No. 695, Docket 89-7912.United States Court of Appeals, Second Circuit.Argued January 18, 1990.
Decided February 2, 1990.

Page 108

Ralph J. Mellusi, New York City (Tabak Mellusi, of counsel), for plaintiff-appellant.

Michael D. Martocci, New York City (Martocci Burns, Howard W. Burns, Jr., of counsel), for defendants-appellees.

Appeal from the United States District Court for the Southern District of New York.

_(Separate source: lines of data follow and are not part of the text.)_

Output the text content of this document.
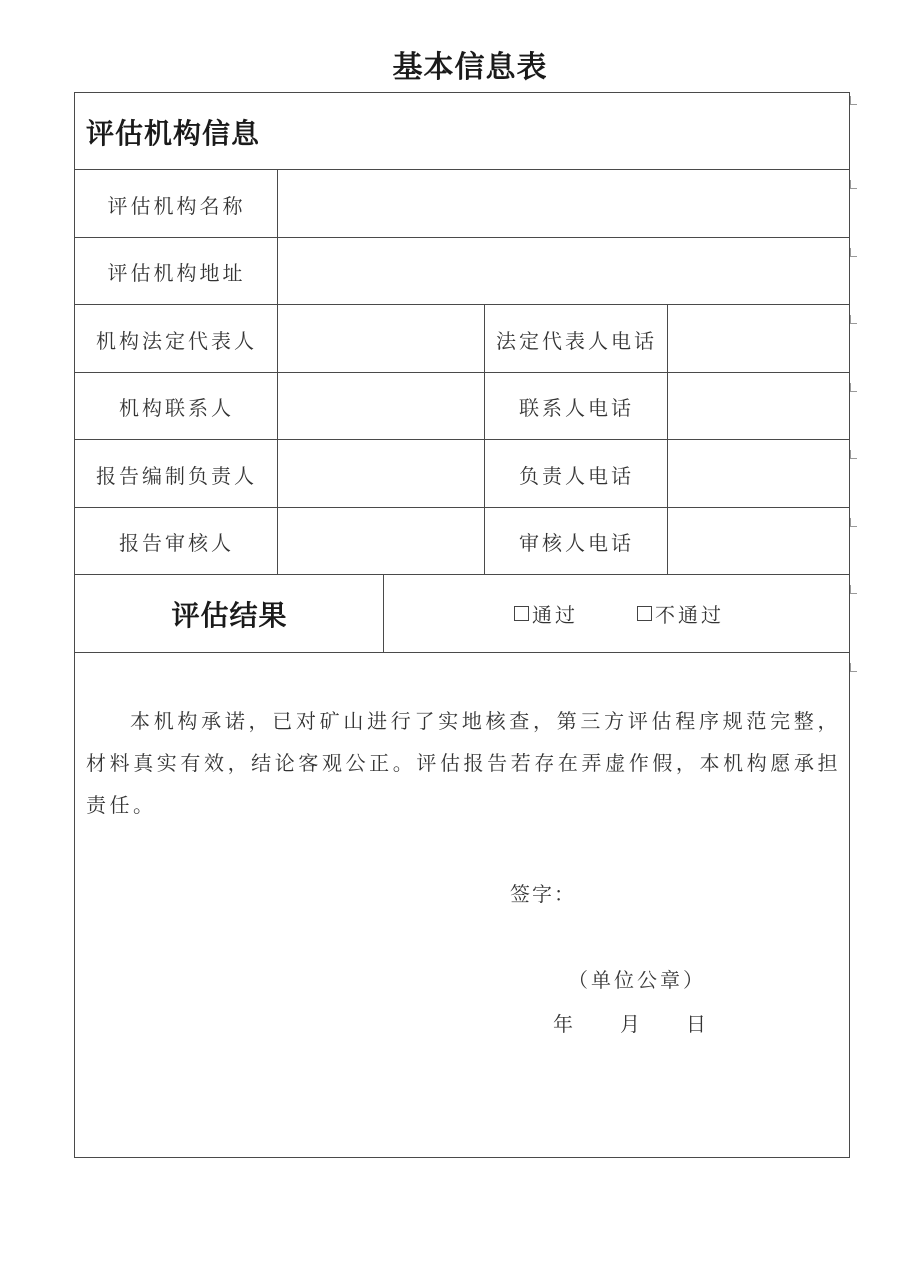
基本信息表
评估机构信息
评估机构名称
评估机构地址
机构法定代表人	法定代表人电话
机构联系人	联系人电话
报告编制负责人	负责人电话
报告审核人	审核人电话
评估结果	通过	不通过
本机构承诺，已对矿山进行了实地核查，第三方评估程序规范完整，材料真实有效，结论客观公正。评估报告若存在弄虚作假，本机构愿承担责任。
签字：
（单位公章）
年 月 日
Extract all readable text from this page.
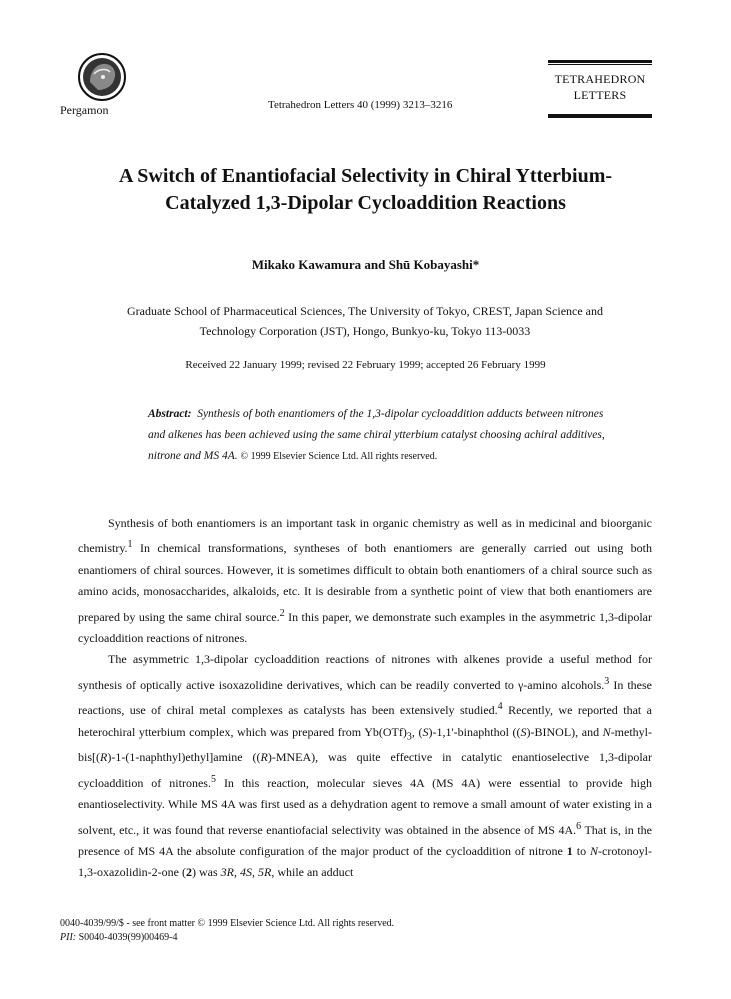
Pergamon	Tetrahedron Letters 40 (1999) 3213–3216
TETRAHEDRON
LETTERS
A Switch of Enantiofacial Selectivity in Chiral Ytterbium-
Catalyzed 1,3-Dipolar Cycloaddition Reactions
Mikako Kawamura and Shū Kobayashi*
Graduate School of Pharmaceutical Sciences, The University of Tokyo, CREST, Japan Science and
Technology Corporation (JST), Hongo, Bunkyo-ku, Tokyo 113-0033
Received 22 January 1999; revised 22 February 1999; accepted 26 February 1999
Abstract: Synthesis of both enantiomers of the 1,3-dipolar cycloaddition adducts between nitrones and alkenes has been achieved using the same chiral ytterbium catalyst choosing achiral additives, nitrone and MS 4A. © 1999 Elsevier Science Ltd. All rights reserved.

Synthesis of both enantiomers is an important task in organic chemistry as well as in medicinal and bioorganic chemistry.$^1$ In chemical transformations, syntheses of both enantiomers are generally carried out using both enantiomers of chiral sources. However, it is sometimes difficult to obtain both enantiomers of a chiral source such as amino acids, monosaccharides, alkaloids, etc. It is desirable from a synthetic point of view that both enantiomers are prepared by using the same chiral source.$^2$ In this paper, we demonstrate such examples in the asymmetric 1,3-dipolar cycloaddition reactions of nitrones.

The asymmetric 1,3-dipolar cycloaddition reactions of nitrones with alkenes provide a useful method for synthesis of optically active isoxazolidine derivatives, which can be readily converted to γ-amino alcohols.$^3$ In these reactions, use of chiral metal complexes as catalysts has been extensively studied.$^4$ Recently, we reported that a heterochiral ytterbium complex, which was prepared from $Yb(OTf)_3$, (S)-1,1'-binaphthol ((S)-BINOL), and N-methyl-bis[(R)-1-(1-naphthyl)ethyl]amine ((R)-MNEA), was quite effective in catalytic enantioselective 1,3-dipolar cycloaddition of nitrones.$^5$ In this reaction, molecular sieves 4A (MS 4A) were essential to provide high enantioselectivity. While MS 4A was first used as a dehydration agent to remove a small amount of water existing in a solvent, etc., it was found that reverse enantiofacial selectivity was obtained in the absence of MS 4A.$^6$ That is, in the presence of MS 4A the absolute configuration of the major product of the cycloaddition of nitrone 1 to N-crotonoyl-1,3-oxazolidin-2-one (2) was 3R, 4S, 5R, while an adduct

0040-4039/99/$ - see front matter © 1999 Elsevier Science Ltd. All rights reserved.
PII: S0040-4039(99)00469-4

Before FEINBERG, PRATT and MAHONEY, Circuit Judges.

PER CURIAM:

[1] Plaintiff Shirley Cummiskey appeals from a judgment of the United States District Court for the Southern District of New York, Irving Ben Cooper, J., granting summary judgment to defendants-appellees Chandris, S.A. and Ajax Navigation Co., respectively the operator and owner of the cruise ship S/S Britanis. The decision of the district court is reported at 719 F.Supp. 1183 (S.D.N.Y. 1989). Appellant injured two fingers when she slipped and fell in the bar of the vessel during a voyage from New York to Bermuda. Appellant claimed principally that appellees were negligent in allowing the floor of the ship’s lounge to become wet and slippery, and that the malpractice of the ship’s doctor, Dr. Plesa, aggravated her injuries.

[2] The district court held that appellant failed to raise any genuine issues of material fact regarding appellees’ alleged negligence in causing the accident. The district court also ruled that appellees could not be held vicariously liable for the alleged malpractice of Dr. Plesa, because the duty of a ship’s owner or operator to passengers is limited to the exercise of reasonable care in selecting a competent and duly qualified physician. And the district court found that appellant did not dispute that appellees had, in fact, exercised reasonable care in hiring Dr. Plesa.

[3] Appellant contends on appeal, among other things, that we should overturn the rule that the negligence of a shipboard doctor in treating passengers is not to be imputed to the ship’s owner or operator. Appellant concedes that this principle is well established in maritime law. See, e.g., Barbetta v. S/S Bermuda Star, 848 F.2d 1364, 1369 (5th Cir. 1988) (citing cases); but se Nietes v. American President Lines, Ltd., 188 F.Supp. 219 (N.D.Ca. 1959). However, appellant advances various reasons why we should abandon it, and notes that our court seems never to have considered the question.

[4] Our research confirms that this court has never explicitly adopted the rule that a ship’s owner or operator cannot be held vicariously liable to a passenger for the negligence of a shipboard doctor, although lower courts in this circuit have applied it. See, e.g., Cimini v. Italia Crociere Int’l S.P.A.,
1981 A.M.C. 2674, 2677 (S.D.N.Y. 1981); Metzger v. Italian Line, 1976 A.M.C. 453, 455 (S.D.N.Y.), aff’d without op., 535 F.2d 1242 (2d Cir. 1975); Amdur v. Zim Israel Navigation Co.,
310 F.Supp. 1033, 1042 (S.D.N.Y. 1969). On the facts before us, we decline the invitation to break with maritime precedent, and we affirm the judgment of the district court in all respects.